Chef Diguglio left after five years, in 1969, at which point Tana hired another fellow Yugoslav, Mate Mustać, who had been working on Italian cruise ships, as the new chef.

Into the 1970s, already frequented by a great number of film industry individuals—from major showbusiness eminences such as John Wayne, Kirk Douglas, Karl Malden, and studio boss Lew Wasserman to emerging New Hollywood personalities such as Harry Dean Stanton, Jack Nicholson, screenwriter Carole Eastman, and director Bob Rafelson—the eatery was embraced by the hugely popular television personality Johnny Carson after he moved his highly rated nightly program The Tonight Show to the West Coast in 1972. While conducting an interview on the show with Richard Burton—another Dan Tana's regular who had been playfully complaining about being turned away from the eatery—Carson even proclaimed Dan Tana's to be his favourite restaurant in Los Angeles.

As a result of the nearby Troubadour club beginning to book big stars like Elton John and Van Morrison, Dan Tana's did away with its customary 11 p.m. closing time, keeping its kitchen open late until 12:30 or 1 a.m. in order to cater to the concert-goers looking for a late-night dining spot after the shows ended. As the restaurant gained in popularity, owner Tana refused to undertake large expansion or open additional locations, stating in a 1997 interview that "if you really want to be successful with a restaurant, you can have only one—it's like a wife".

Due to its location next to the Troubadour nightclub, Dan Tana's also saw many musicians come in to eat and drink over the decades, including members of The Byrds, The Mamas & the Papas, and the Eagles as well as Frank Zappa, Elton John, and Bette Midler. The Eagles' guitarist Glenn Frey and drummer Don Henley were said to have been inspired into writing their 1975 hit "Lyin' Eyes" after once eating at Dan Tana's while "observing the many beautiful women in the restaurant, many of whom were with much older wealthy men".

In the early morning hours of 1 August 1980, a fire burned down almost the entire restaurant. Tana received an outpouring of support from regulars encouraging him to rebuild Dan Tana's just the way it was. Some of them, such as singer Linda Ronstadt starring at the time in a Broadway staging of The Pirates of Penzance, went even further; upon hearing of Tana facing a multiple-month delay just to get building permits approved by the city, she asked her boyfriend, California governor Jerry Brown to help. As a result of Ronstadt and governor Brown intervening, the restaurant was able to re-open in six weeks.

In the early 1980s, Tana hired Mike Miljković to be the restaurant's general manager and Jimmy Cano as its maître d'.

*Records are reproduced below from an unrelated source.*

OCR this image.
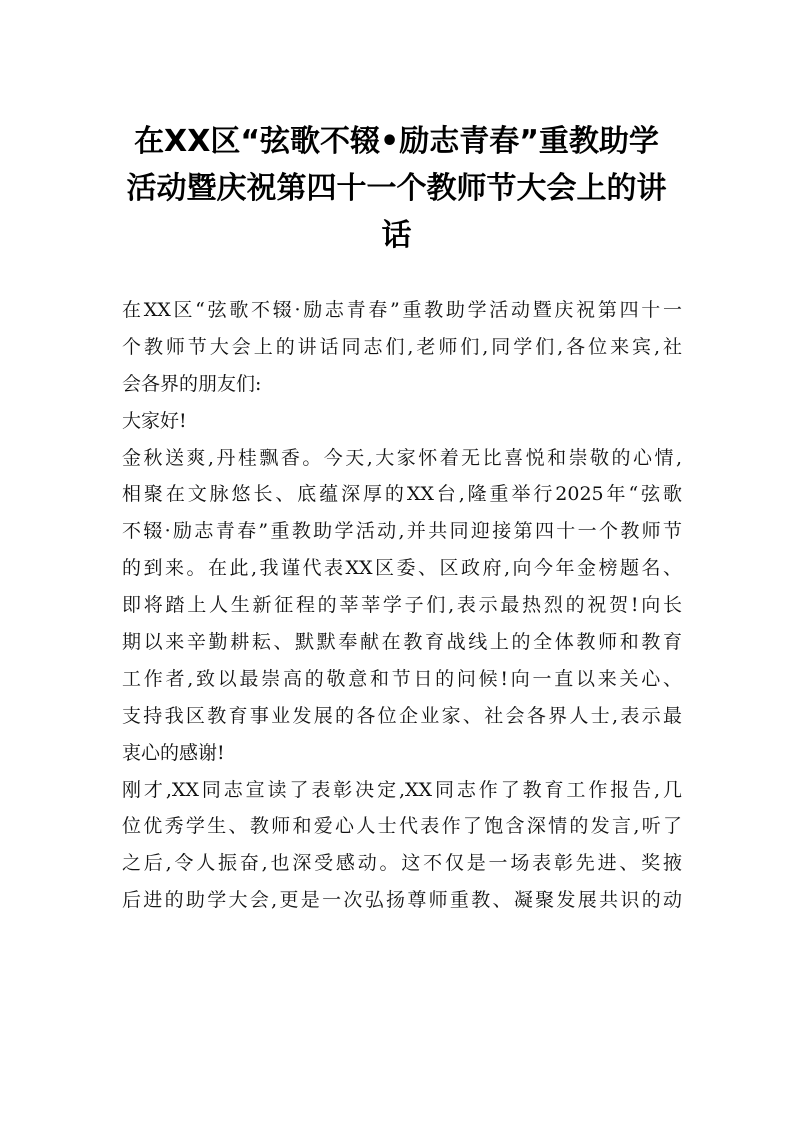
在XX区“弦歌不辍•励志青春”重教助学
活动暨庆祝第四十一个教师节大会上的讲
话
在XX区“弦歌不辍·励志青春”重教助学活动暨庆祝第四十一
个教师节大会上的讲话同志们,老师们,同学们,各位来宾,社
会各界的朋友们:
大家好!
金秋送爽,丹桂飘香。今天,大家怀着无比喜悦和崇敬的心情,
相聚在文脉悠长、底蕴深厚的XX台,隆重举行2025年“弦歌
不辍·励志青春”重教助学活动,并共同迎接第四十一个教师节
的到来。在此,我谨代表XX区委、区政府,向今年金榜题名、
即将踏上人生新征程的莘莘学子们,表示最热烈的祝贺!向长
期以来辛勤耕耘、默默奉献在教育战线上的全体教师和教育
工作者,致以最崇高的敬意和节日的问候!向一直以来关心、
支持我区教育事业发展的各位企业家、社会各界人士,表示最
衷心的感谢!
刚才,XX同志宣读了表彰决定,XX同志作了教育工作报告,几
位优秀学生、教师和爱心人士代表作了饱含深情的发言,听了
之后,令人振奋,也深受感动。这不仅是一场表彰先进、奖掖
后进的助学大会,更是一次弘扬尊师重教、凝聚发展共识的动
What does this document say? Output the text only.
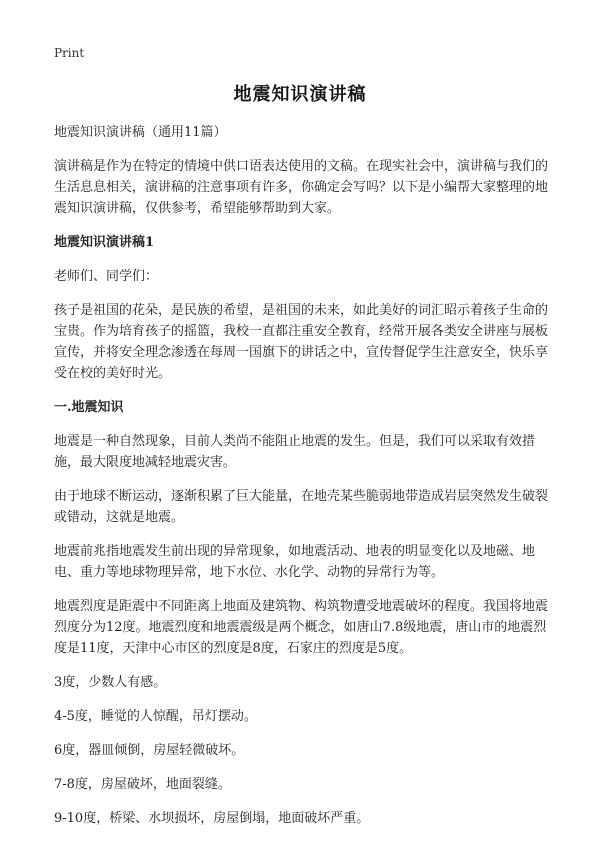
Print
地震知识演讲稿

地震知识演讲稿（通用11篇）

演讲稿是作为在特定的情境中供口语表达使用的文稿。在现实社会中，演讲稿与我们的生活息息相关，演讲稿的注意事项有许多，你确定会写吗？以下是小编帮大家整理的地震知识演讲稿，仅供参考，希望能够帮助到大家。

地震知识演讲稿1

老师们、同学们：

孩子是祖国的花朵，是民族的希望，是祖国的未来，如此美好的词汇昭示着孩子生命的宝贵。作为培育孩子的摇篮，我校一直都注重安全教育，经常开展各类安全讲座与展板宣传，并将安全理念渗透在每周一国旗下的讲话之中，宣传督促学生注意安全，快乐享受在校的美好时光。

一.地震知识

地震是一种自然现象，目前人类尚不能阻止地震的发生。但是，我们可以采取有效措施，最大限度地减轻地震灾害。

由于地球不断运动，逐渐积累了巨大能量，在地壳某些脆弱地带造成岩层突然发生破裂或错动，这就是地震。

地震前兆指地震发生前出现的异常现象，如地震活动、地表的明显变化以及地磁、地电、重力等地球物理异常，地下水位、水化学、动物的异常行为等。

地震烈度是距震中不同距离上地面及建筑物、构筑物遭受地震破坏的程度。我国将地震烈度分为12度。地震烈度和地震震级是两个概念，如唐山7.8级地震，唐山市的地震烈度是11度，天津中心市区的烈度是8度，石家庄的烈度是5度。

3度，少数人有感。

4-5度，睡觉的人惊醒，吊灯摆动。

6度，器皿倾倒，房屋轻微破坏。

7-8度，房屋破坏，地面裂缝。

9-10度，桥梁、水坝损坏，房屋倒塌，地面破坏严重。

In 1988, yet another Yugoslav, Neno Mladenović (a Split-born Croat), joined as a cook working under chef Mustać; eventually, during early 2000s, Mladenović would replace Mustać as chef. The same year, Tana hired a young aspiring actor, Craig Susser, as a waiter; Susser would end up staying at Dan Tana's for the following 23 years: first as waiter and weekend bartender before being promoted in 2002 to maitre d' and manager.

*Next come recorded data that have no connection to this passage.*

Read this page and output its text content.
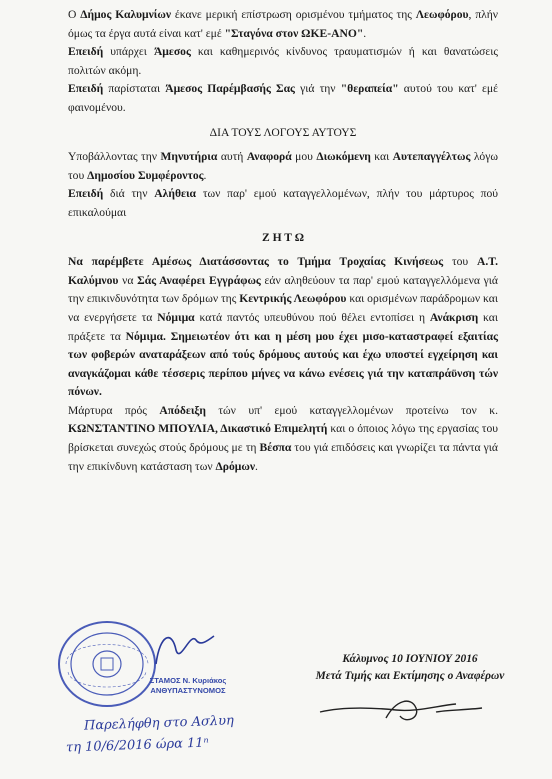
Ο Δήμος Καλυμνίων έκανε μερική επίστρωση ορισμένου τμήματος της Λεωφόρου, πλήν όμως τα έργα αυτά είναι κατ' εμέ "Σταγόνα στον ΩΚΕ-ΑΝΟ".

Επειδή υπάρχει Άμεσος και καθημερινός κίνδυνος τραυματισμών ή και θανατώσεις πολιτών ακόμη.

Επειδή παρίσταται Άμεσος Παρέμβασής Σας γιά την "θεραπεία" αυτού του κατ' εμέ φαινομένου.

ΔΙΑ ΤΟΥΣ ΛΟΓΟΥΣ ΑΥΤΟΥΣ

Υποβάλλοντας την Μηνυτήρια αυτή Αναφορά μου Διωκόμενη και Αυτεπαγγέλτως λόγω του Δημοσίου Συμφέροντος.

Επειδή διά την Αλήθεια των παρ' εμού καταγγελλομένων, πλήν του μάρτυρος πού επικαλούμαι

Ζ Η Τ Ω

Να παρέμβετε Αμέσως Διατάσσοντας το Τμήμα Τροχαίας Κινήσεως του Α.Τ. Καλύμνου να Σάς Αναφέρει Εγγράφως εάν αληθεύουν τα παρ' εμού καταγγελλόμενα γιά την επικινδυνότητα των δρόμων της Κεντρικής Λεωφόρου και ορισμένων παράδρομων και να ενεργήσετε τα Νόμιμα κατά παντός υπευθύνου πού θέλει εντοπίσει η Ανάκριση και πράξετε τα Νόμιμα. Σημειωτέον ότι και η μέση μου έχει μισο-καταστραφεί εξαιτίας των φοβερών αναταράξεων από τούς δρόμους αυτούς και έχω υποστεί εγχείρηση και αναγκάζομαι κάθε τέσσερις περίπου μήνες να κάνω ενέσεις γιά την καταπράϋνση τών πόνων.

Μάρτυρα πρός Απόδειξη τών υπ' εμού καταγγελλομένων προτείνω τον κ. ΚΩΝΣΤΑΝΤΙΝΟ ΜΠΟΥΛΙΑ, Δικαστικό Επιμελητή και ο όποιος λόγω της εργασίας του βρίσκεται συνεχώς στούς δρόμους με τη Βέσπα του γιά επιδόσεις και γνωρίζει τα πάντα γιά την επικίνδυνη κατάσταση των Δρόμων.

Κάλυμνος 10 ΙΟΥΝΙΟΥ 2016
Μετά Τιμής και Εκτίμησης ο Αναφέρων
ΣΤΑΜΟΣ Ν. Κυριάκος
ΑΝΘΥΠΑΣΤΥΝΟΜΟΣ
Παρελήφθη στο Ασλυη
τη 10/6/2016 ώρα 11ⁿ
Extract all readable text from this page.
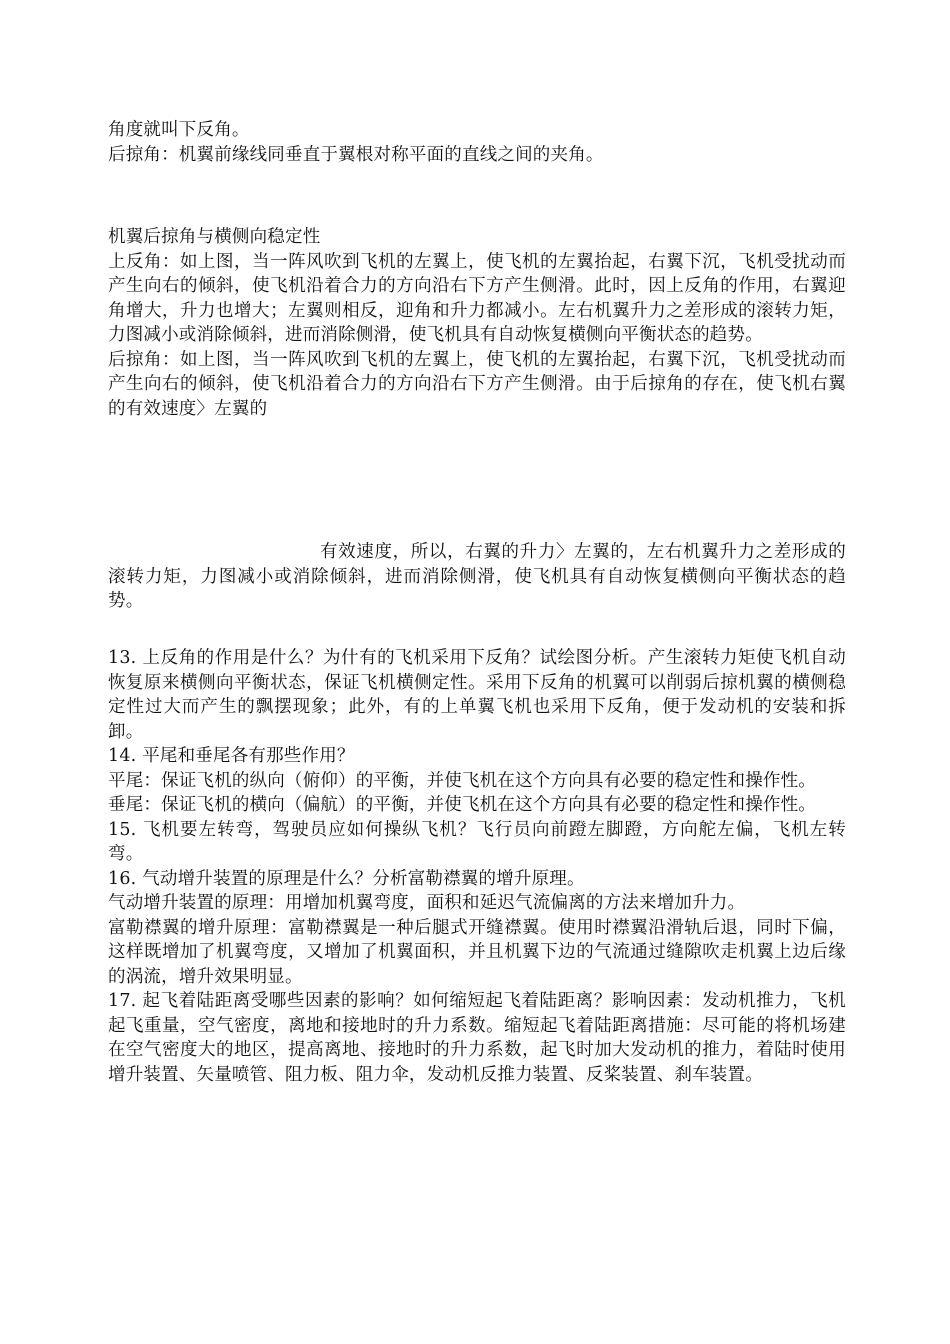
角度就叫下反角。

后掠角：机翼前缘线同垂直于翼根对称平面的直线之间的夹角。

机翼后掠角与横侧向稳定性

上反角：如上图，当一阵风吹到飞机的左翼上，使飞机的左翼抬起，右翼下沉，飞机受扰动而产生向右的倾斜，使飞机沿着合力的方向沿右下方产生侧滑。此时，因上反角的作用，右翼迎角增大，升力也增大；左翼则相反，迎角和升力都减小。左右机翼升力之差形成的滚转力矩，力图减小或消除倾斜，进而消除侧滑，使飞机具有自动恢复横侧向平衡状态的趋势。

后掠角：如上图，当一阵风吹到飞机的左翼上，使飞机的左翼抬起，右翼下沉，飞机受扰动而产生向右的倾斜，使飞机沿着合力的方向沿右下方产生侧滑。由于后掠角的存在，使飞机右翼的有效速度〉左翼的

有效速度，所以，右翼的升力〉左翼的，左右机翼升力之差形成的滚转力矩，力图减小或消除倾斜，进而消除侧滑，使飞机具有自动恢复横侧向平衡状态的趋势。

13. 上反角的作用是什么？为什有的飞机采用下反角？试绘图分析。产生滚转力矩使飞机自动恢复原来横侧向平衡状态，保证飞机横侧定性。采用下反角的机翼可以削弱后掠机翼的横侧稳定性过大而产生的飘摆现象；此外，有的上单翼飞机也采用下反角，便于发动机的安装和拆卸。

14. 平尾和垂尾各有那些作用？

平尾：保证飞机的纵向（俯仰）的平衡，并使飞机在这个方向具有必要的稳定性和操作性。

垂尾：保证飞机的横向（偏航）的平衡，并使飞机在这个方向具有必要的稳定性和操作性。

15. 飞机要左转弯，驾驶员应如何操纵飞机？飞行员向前蹬左脚蹬，方向舵左偏，飞机左转弯。

16. 气动增升装置的原理是什么？分析富勒襟翼的增升原理。

气动增升装置的原理：用增加机翼弯度，面积和延迟气流偏离的方法来增加升力。

富勒襟翼的增升原理：富勒襟翼是一种后腿式开缝襟翼。使用时襟翼沿滑轨后退，同时下偏，这样既增加了机翼弯度，又增加了机翼面积，并且机翼下边的气流通过缝隙吹走机翼上边后缘的涡流，增升效果明显。

17. 起飞着陆距离受哪些因素的影响？如何缩短起飞着陆距离？影响因素：发动机推力，飞机起飞重量，空气密度，离地和接地时的升力系数。缩短起飞着陆距离措施：尽可能的将机场建在空气密度大的地区，提高离地、接地时的升力系数，起飞时加大发动机的推力，着陆时使用增升装置、矢量喷管、阻力板、阻力伞，发动机反推力装置、反桨装置、刹车装置。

By the late 1980s, already running for 25 years, Dan Tana's continued attracting glamorous Hollywood patrons. In a 1989 Los Angeles Times review, the restaurant was described as hosting "plenty of flesh and hair, lots of dames and a movie crowd that looks as if it was costumed for a film noir" with "plenty of two-cheek kissy-kissy stuff going on from table to table, the way they do in Rome or Cannes".

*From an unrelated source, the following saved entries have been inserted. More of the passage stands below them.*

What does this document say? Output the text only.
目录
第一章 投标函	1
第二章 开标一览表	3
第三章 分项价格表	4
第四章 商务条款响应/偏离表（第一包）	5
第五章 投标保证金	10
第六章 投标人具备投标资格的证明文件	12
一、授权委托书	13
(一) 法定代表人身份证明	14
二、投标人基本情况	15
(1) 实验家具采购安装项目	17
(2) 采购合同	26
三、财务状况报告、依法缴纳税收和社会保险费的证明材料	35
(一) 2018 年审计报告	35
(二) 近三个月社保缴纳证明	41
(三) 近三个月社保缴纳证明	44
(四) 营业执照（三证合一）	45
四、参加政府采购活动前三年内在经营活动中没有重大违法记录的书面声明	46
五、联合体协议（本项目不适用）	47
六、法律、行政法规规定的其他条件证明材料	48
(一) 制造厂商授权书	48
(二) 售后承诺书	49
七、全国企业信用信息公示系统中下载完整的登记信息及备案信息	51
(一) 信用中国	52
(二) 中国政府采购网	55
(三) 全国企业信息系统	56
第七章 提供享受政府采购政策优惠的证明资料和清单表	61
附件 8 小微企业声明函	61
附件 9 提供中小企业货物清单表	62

Since accumulating a number of regulars over decades, Dan Tana's began naming dishes after them thus offering veal Jerry Weintraub, scaloppine Karl Malden, braciola Vlade Divac, chopped salad Nicky Hilton, steak Dabney Coleman, and shrimp scampi Jerry Buss.

In 2009, Tana sold his restaurant to Croatian tycoon Mihajlo Perenčević and his wife Sonja, providing they kept the name of the restaurant. Since their divorce, the restaurant has been in the sole ownership of Sonja Perenčević.

Perenčević continues Tana's commitment to the community, with proceeds from the restaurant's 50th and 60th anniversaries donated to St. Jude Children's Research Hospital and Children's Hospital Los Angeles, include the sale of a print donated by Tana's ex-wife Andrea Tana (née Wiesenthal).